A cellular automaton traffic model by mechanical restriction and the slow-to-start rules in the framework of Kerner’s three-phase traffic theory

Most of the conventional cellular automaton (CA) traffic flow models have two shortcomings: unlimited deceleration capabilities and incapability of reproducing the synchronized flow in the three-phase traffic flow theory. Based on an original deceleration CA model that emphasizes limited mechanical capabilities and human overreaction as the origin of congested traffic states, this paper proposes a new deceleration CA model where the slow-to-start rules are incorporated. For periodic boundary conditions, one also finds that the present model can reproduce well the three different phases of traffic flow (free flow, synchronized traffic flow, wide moving jam) as well as two first-order phase transitions (the transitions from free flow to synchronized flow and from synchronized flow to wide moving jam) among them.
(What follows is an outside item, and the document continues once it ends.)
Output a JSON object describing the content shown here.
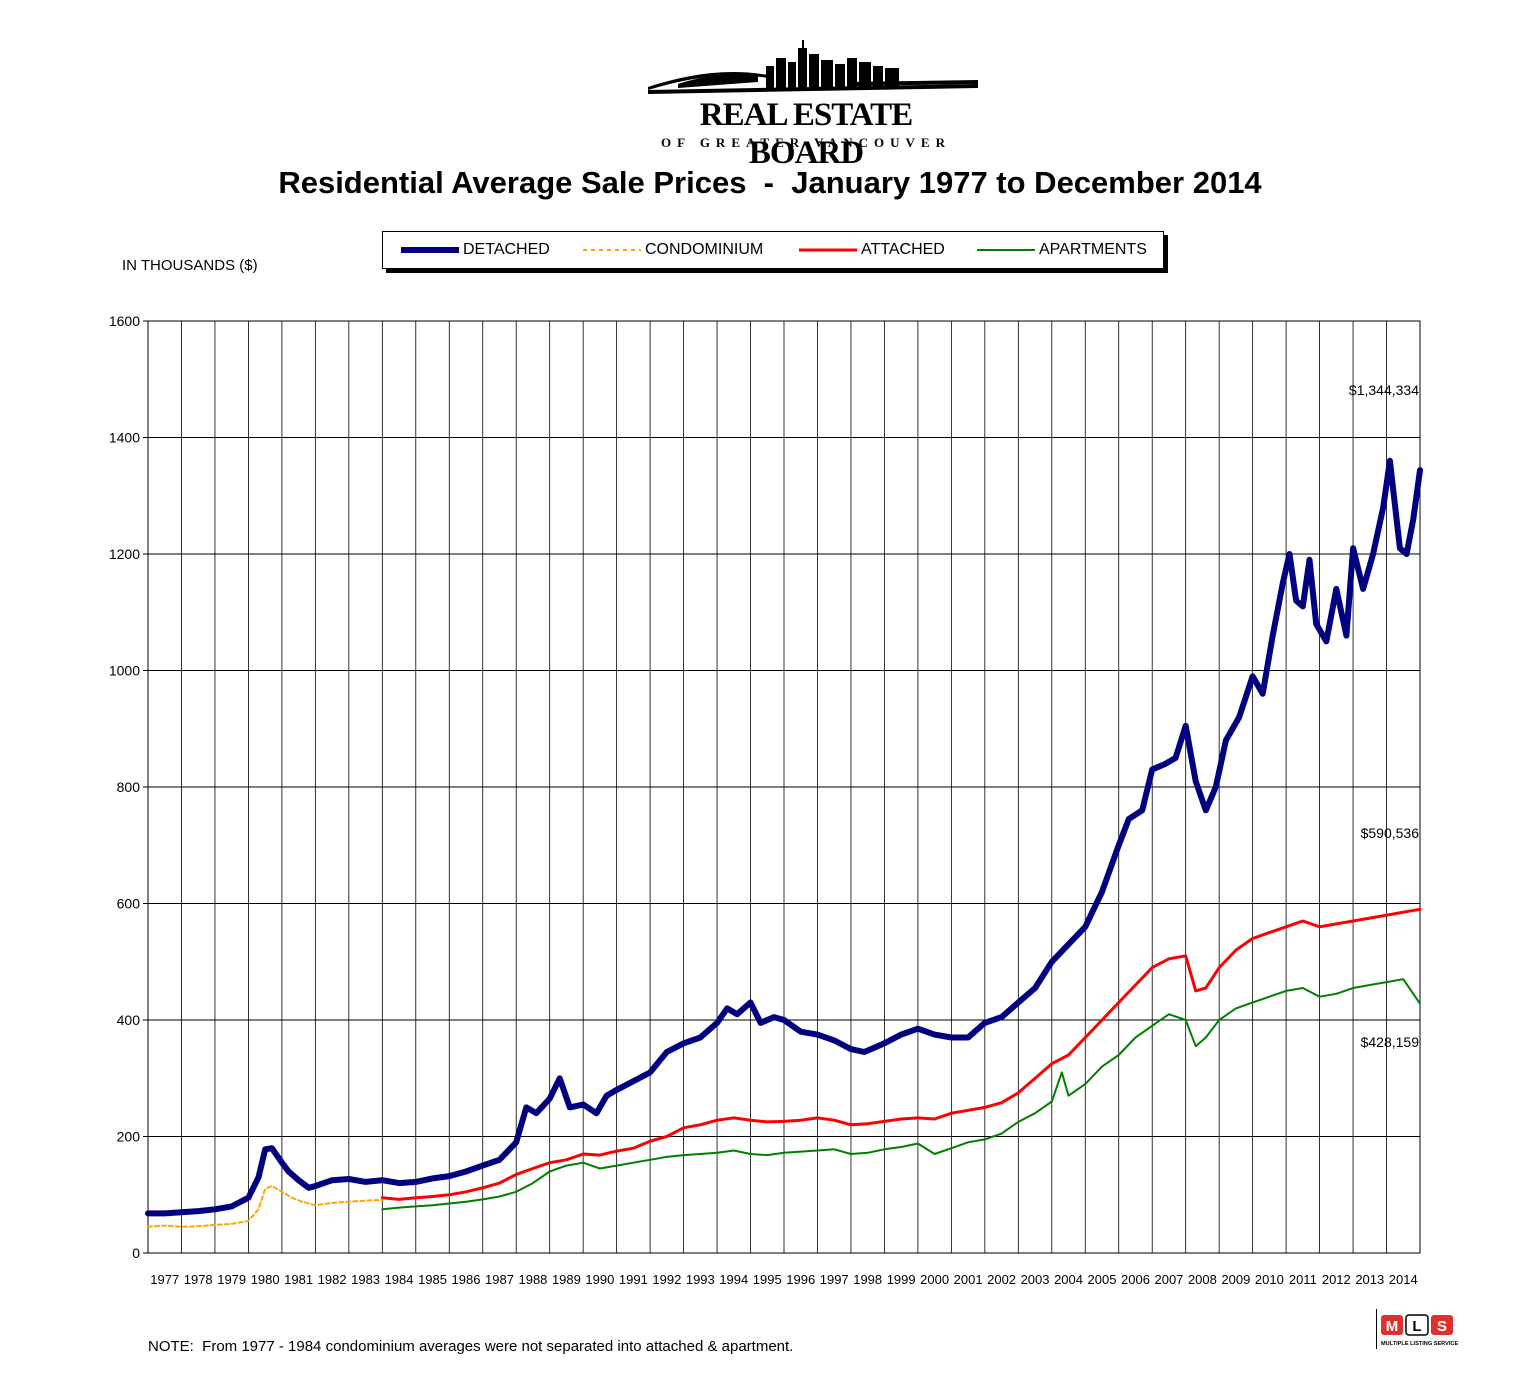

Compared to the original deceleration CA model, one notes that the phase transition from the synchronized flow to wide moving jam becomes distinguishable. Furthermore, the present model can reliably reproduce most empirical findings including synchronized flow with different slopes, the so-called pinch effect, and the time-headway distribution of free flow and so on. Importantly, the synchronized flow with different slopes is supported by spatiotemporal diagrams and the statistical distribution of velocity and so on. For open boundary conditions, the present model can reproduce the spatiotemporal diagrams of well-known five patterns including moving synchronized flow pattern, localized synchronized flow pattern, widening synchronized flow pattern, dissolving general pattern and general pattern.